Alla fine della guerra lo rividi a Khartoum quando fu mandato in visita da P. Vignato. Lo accompagnai dappertutto, anche dalle autorità, a varie riprese. Non si può dire che fosse un diplomatico, tutt'altro. Era un apostolo di vecchio stampo che vedeva solo le vie di Dio. Purtroppo non parlava quasi nessuna lingua estera. Dovendogli fare da interprete, non mi era sempre facile far sentire ad orecchi delicati le parole forti del missionario.

Ammirammo tutti il suo attaccamento all'Istituto, il lavoro fatto da lui, e dai confratelli, ma forse era un po' troppo pronto a calcare la mano quando sa­rebbe stato meglio lasciar correre, anche perché non sempre era poi del tutto vero quello che qualcuno gli diceva. Credo che questa visita gli abbia precluso l'eventualità di essere superiore generale.

Da Khartoum andò a Juba con un aereo militare. Gli trovai il posto per mezzo di amici aviatori, d'accordo col governo inglese, e l'accompagnai all'aeroporto e sull'apparecchio. Non c'erano sedili se non per il pilota e gli fu detto dì sedersi sul fondo dell'apparecchio, per terra, sul ferro. Aveva una faccia triste, gli sem­brava poco sicuro. Fece scalo a Malakal, senza poter vedere i missionari e ripartì subito per Juba.

Lo rividi al suo ritorno dall'Uganda. Ormai l'impronta della sua visita era segnata. Egli ne scrisse un bellissimo libro, che è una vera storia o diario del suo viaggio, ma più ancora delle nostre opere di allora. E tutto in lode ai nostri mis­sionari, senza le ombre, si capisce, dato lo scopo dello scritto.

Soffrì con altri per i cambiamenti e innovazioni introdotti nella Congregazione, specie con le nuove fondazioni fuori Italia, Europa ed America Latina. Però sep­pe tacere ed affidare le sue speranze a Dio.

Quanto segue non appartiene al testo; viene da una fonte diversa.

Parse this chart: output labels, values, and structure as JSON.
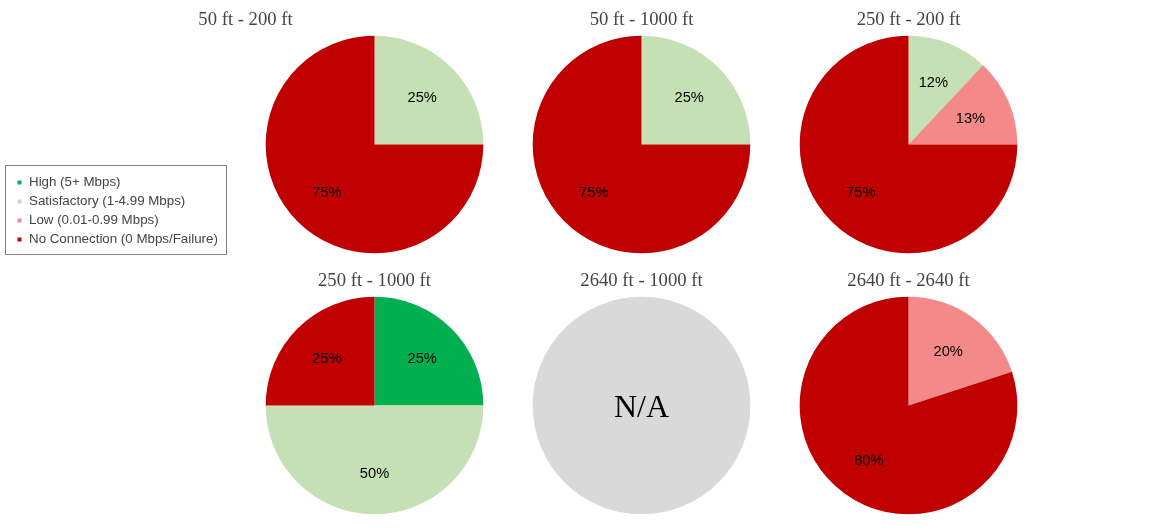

Con me fu sempre paterno, comprensivo, e dimostrò in varie occasioni fiducia e pazienza. Vorrei ora ricordare un'altra sua benemerenza, che temo sia quasi ignorata.

Fedele ministro di Dio

Dopo la prima guerra mondiale, vedendo espandersi altri Istituti, P. Meronì fu indotto a moltiplicare le scuole apostoliche (Trento, Padova, Sulmona, Troia, Riccione, Thiene), ma P. Vianello pensò si dovesse anche diffondere un periodico per ragazzi.

Arrivava allora a Verona il mensile americano dei Verbiti di Techny, Ill, in­titolato «THE LITTLE MISSIONARY», veramente ben fatto, su carta patinata, illustrato. Questo periodico ispirò l'edizione de IL PICCOLO MISSIONARIO, di cui Padre Capovilla fu primo redattore. Nonostante la veste sbiadita e misera degli inizi, con l'aiuto di alcuni scrittori esterni, il periodico ebbe fortuna, finché P. Giacomo Andriollo lo arricchì della sua collaborazione.

Oltre la intensa vita di preghiera, frutto di profonde convinzioni, la pratica delle virtù tradizionali senza tentennamenti e compromessi, l'odio al peccato sotto qualunque forma (quando ad esempio sentiva bestemmiare, pronunciava subito almeno altrettante giaculatorie, a voce alta, se era tra noi, o interveniva, potendolo, col bestemmiatore), e la convinzione del dovere da compiere a qualunque costo, era ammirabile per la mole di lavoro che riusciva a compiere e per il modo esatto con cui lo compiva, da vero competente. Ricordo ancora l'ammirazione che ne aveva un noto avvocato dì Crema che l'incontrò per un importante affare alla stazione e in un'ora riuscì a spiegargli tutto, e trovare piena comprensione dei termini e imbrogli legali del caso.

P. Capovilla fu un grande lavoratore e realizzatore, anche se stroncò con al­trettanto vigore qualche iniziativa o progetto di confratelli, meno conformi secon­do lui alla nostra tradizione. Ha lavorato sodo, con sapienza, generosità, dedi­zione e retta intenzione. Egli non vedeva umanamente ma con la luce di Dio.